Que s’est il passé ?

D’abord, bien entendu, des économistes affirmeront que la fin des années 1970 et le début des années 1980 ne peuvent pas constituer une référence pour le partage de la valeur ajoutée. La part élevée des salaires coïncide avec des déséquilibres forts : taux d’intérêt réels négatifs, inflation élevée, prix relatifs perturbés par les chocs pétroliers, gains salariaux réels supérieurs aux gains de productivité du travail, etc. ... Soyons beaux joueurs et acceptons le, en ayant à l’esprit que le PIB et la productivité du travail qui croissaient chacun respectivement d’environ 5 points par an pendant les années 1950 à 1973, sont tombés autour de 2 pendant les années 1980 à autour de 1 au début des années 2000.
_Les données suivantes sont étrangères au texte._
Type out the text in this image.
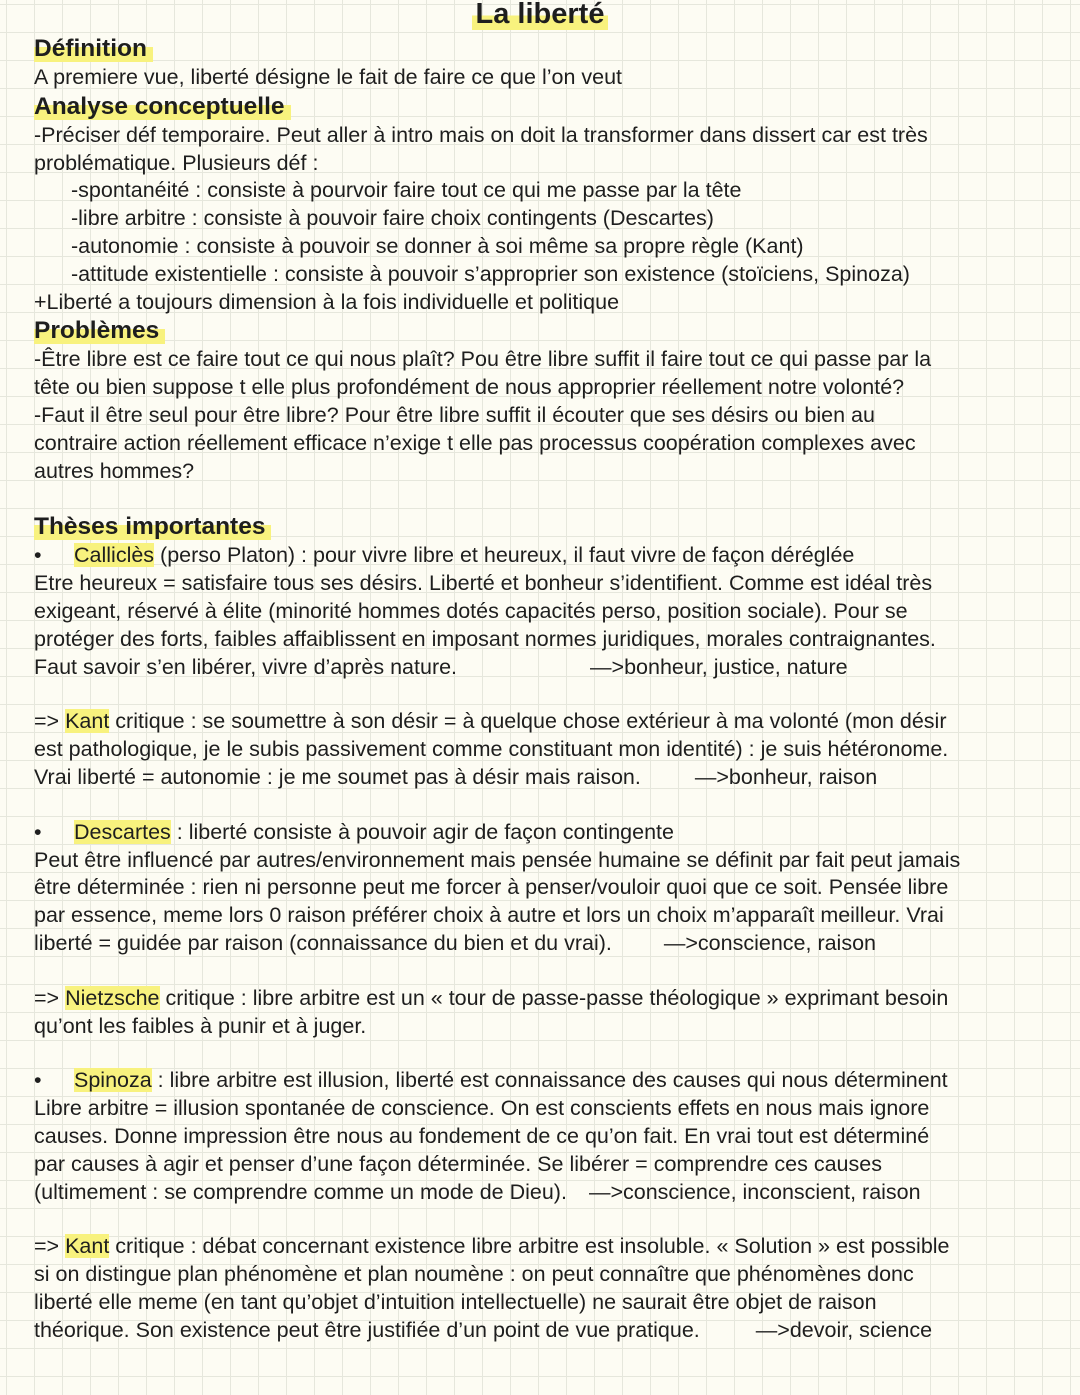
La liberté

Définition

A premiere vue, liberté désigne le fait de faire ce que l’on veut

Analyse conceptuelle

-Préciser déf temporaire. Peut aller à intro mais on doit la transformer dans dissert car est très

problématique. Plusieurs déf :

-spontanéité : consiste à pourvoir faire tout ce qui me passe par la tête

-libre arbitre : consiste à pouvoir faire choix contingents (Descartes)

-autonomie : consiste à pouvoir se donner à soi même sa propre règle (Kant)

-attitude existentielle : consiste à pouvoir s’approprier son existence (stoïciens, Spinoza)

+Liberté a toujours dimension à la fois individuelle et politique

Problèmes

-Être libre est ce faire tout ce qui nous plaît? Pou être libre suffit il faire tout ce qui passe par la

tête ou bien suppose t elle plus profondément de nous approprier réellement notre volonté?

-Faut il être seul pour être libre? Pour être libre suffit il écouter que ses désirs ou bien au

contraire action réellement efficace n’exige t elle pas processus coopération complexes avec

autres hommes?

Thèses importantes

• Calliclès (perso Platon) : pour vivre libre et heureux, il faut vivre de façon déréglée

Etre heureux = satisfaire tous ses désirs. Liberté et bonheur s’identifient. Comme est idéal très

exigeant, réservé à élite (minorité hommes dotés capacités perso, position sociale). Pour se

protéger des forts, faibles affaiblissent en imposant normes juridiques, morales contraignantes.

Faut savoir s’en libérer, vivre d’après nature.	—>bonheur, justice, nature

=> Kant critique : se soumettre à son désir = à quelque chose extérieur à ma volonté (mon désir

est pathologique, je le subis passivement comme constituant mon identité) : je suis hétéronome.

Vrai liberté = autonomie : je me soumet pas à désir mais raison.	—>bonheur, raison

• Descartes : liberté consiste à pouvoir agir de façon contingente

Peut être influencé par autres/environnement mais pensée humaine se définit par fait peut jamais

être déterminée : rien ni personne peut me forcer à penser/vouloir quoi que ce soit. Pensée libre

par essence, meme lors 0 raison préférer choix à autre et lors un choix m’apparaît meilleur. Vrai

liberté = guidée par raison (connaissance du bien et du vrai). —>conscience, raison

=> Nietzsche critique : libre arbitre est un « tour de passe-passe théologique » exprimant besoin

qu’ont les faibles à punir et à juger.

• Spinoza : libre arbitre est illusion, liberté est connaissance des causes qui nous déterminent

Libre arbitre = illusion spontanée de conscience. On est conscients effets en nous mais ignore

causes. Donne impression être nous au fondement de ce qu’on fait. En vrai tout est déterminé

par causes à agir et penser d’une façon déterminée. Se libérer = comprendre ces causes

(ultimement : se comprendre comme un mode de Dieu). —>conscience, inconscient, raison

=> Kant critique : débat concernant existence libre arbitre est insoluble. « Solution » est possible

si on distingue plan phénomène et plan noumène : on peut connaître que phénomènes donc

liberté elle meme (en tant qu’objet d’intuition intellectuelle) ne saurait être objet de raison

théorique. Son existence peut être justifiée d’un point de vue pratique.	—>devoir, science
Mais, ensuite, la rigueur économique instaurée par le ministre Delors a eu pour objectif de juguler l’inflation et de restaurer les conditions de la croissance économique en France, en particulier en privilégiant les profits et la compétitivité des entreprises. Le partage de la valeur ajoutée a été fortement marqué par cette politique, et l’équilibre s’est déplacé en direction des entreprises. Cependant, d’autres facteurs paraissent avoir été ensuite plus déterminants, surtout au fil des années : comme l’ouverture de l’économie française, un commerce mondial très dynamique et une internationalisation croissante des marchés de capitaux ont énormément joué. L’économie française a été à la fois plus exposée à la concurrence internationale et conduite à appliquer la norme libérale de fonctionnement et de financement de l’entreprise. Les privatisations massives et la restructuration du capitalisme français au cours des années 1990 en sont une preuve. Nous sommes maintenant sous la loi des fonds de pension spéculatifs et des recherche de rendements des placements à court et moyen terme à " deux chiffres " : de 10 à 15 % quand ce n’est pas plus.
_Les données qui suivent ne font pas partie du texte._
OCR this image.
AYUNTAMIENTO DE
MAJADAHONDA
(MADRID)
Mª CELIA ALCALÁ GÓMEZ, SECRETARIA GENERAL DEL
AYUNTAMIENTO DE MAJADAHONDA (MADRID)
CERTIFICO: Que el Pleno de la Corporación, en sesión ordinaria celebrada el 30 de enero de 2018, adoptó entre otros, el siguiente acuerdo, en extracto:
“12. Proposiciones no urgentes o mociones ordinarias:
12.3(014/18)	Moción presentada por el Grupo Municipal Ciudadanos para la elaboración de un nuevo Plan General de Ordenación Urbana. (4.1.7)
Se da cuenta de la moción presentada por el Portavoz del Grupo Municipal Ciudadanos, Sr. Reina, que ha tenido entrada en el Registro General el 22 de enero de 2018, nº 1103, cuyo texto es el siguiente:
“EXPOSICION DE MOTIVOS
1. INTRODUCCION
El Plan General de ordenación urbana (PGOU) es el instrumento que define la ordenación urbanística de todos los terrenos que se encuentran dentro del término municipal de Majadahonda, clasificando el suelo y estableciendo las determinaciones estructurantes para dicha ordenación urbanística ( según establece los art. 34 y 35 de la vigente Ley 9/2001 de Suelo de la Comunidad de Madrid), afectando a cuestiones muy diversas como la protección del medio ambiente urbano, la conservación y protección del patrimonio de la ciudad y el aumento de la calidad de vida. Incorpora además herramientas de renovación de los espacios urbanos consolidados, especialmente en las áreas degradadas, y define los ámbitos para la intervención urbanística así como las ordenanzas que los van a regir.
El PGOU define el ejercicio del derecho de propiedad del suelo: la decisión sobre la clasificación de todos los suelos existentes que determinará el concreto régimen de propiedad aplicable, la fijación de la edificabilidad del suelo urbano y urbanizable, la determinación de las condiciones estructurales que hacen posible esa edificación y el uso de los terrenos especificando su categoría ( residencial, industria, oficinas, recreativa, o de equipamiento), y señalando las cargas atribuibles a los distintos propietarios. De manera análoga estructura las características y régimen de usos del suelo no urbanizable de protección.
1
Au total, s’il faut être un peu plus " technique ", la composition de l’ensemble des ressources affectées au sens large par les entreprises (autres que les salaires et les impôts) aux dividendes, versements d’intérêts aux prêteurs, revenus de la propriété pour les assurés (assurance vie) et bénéfices réinvestis, a été complètement modifiée au profit des dividendes (et stock options ...) et de l’assurance vie, via les institutions financières (banques et autres).

Que faire pour rétablir l’équilibre, même s’il ne s’agissait que de récupérer 5 points (qui représentent toutefois plus de 80 milliards d’Euros, à comparer aux 65 offerts aux entreprises par l’Etat en 2007...) pour divers financements dont la protection sociale (retraites et santé) ? Il n’y aura pas " une " solution, mais un ensemble.

D’abord, bien entendu, obtenir une amélioration des rémunérations (et des cotisations sociales patronales) ! ...

Parallèlement, car on a pu voir la dimension de " Globalisation libérale " qui fait pression en faveur de la rémunération du capital au détriment de celle du travail, le combat est altermondialiste : syndicalement ou non, il faut se battre pour renforcer le pouvoir de contrôle et de décision des travailleurs dans l’entreprise, qu’elle soit française ou chinoise. Même si l’impôt dans un seul pays peut être redistributif (fournissant ainsi l’occasion d’un élargissement considérable de l’assiette de base du financement de la protection sociale, par exemple), surtaxer les profits pourrait n’avoir pour effet qu’une pression plus grande sur le niveau des rémunérations brutes qui seraient encore plus " écrasées " et les délocalisations accrues.

...

Bref, un nouveau régime politique " Socialiste " est à inventer.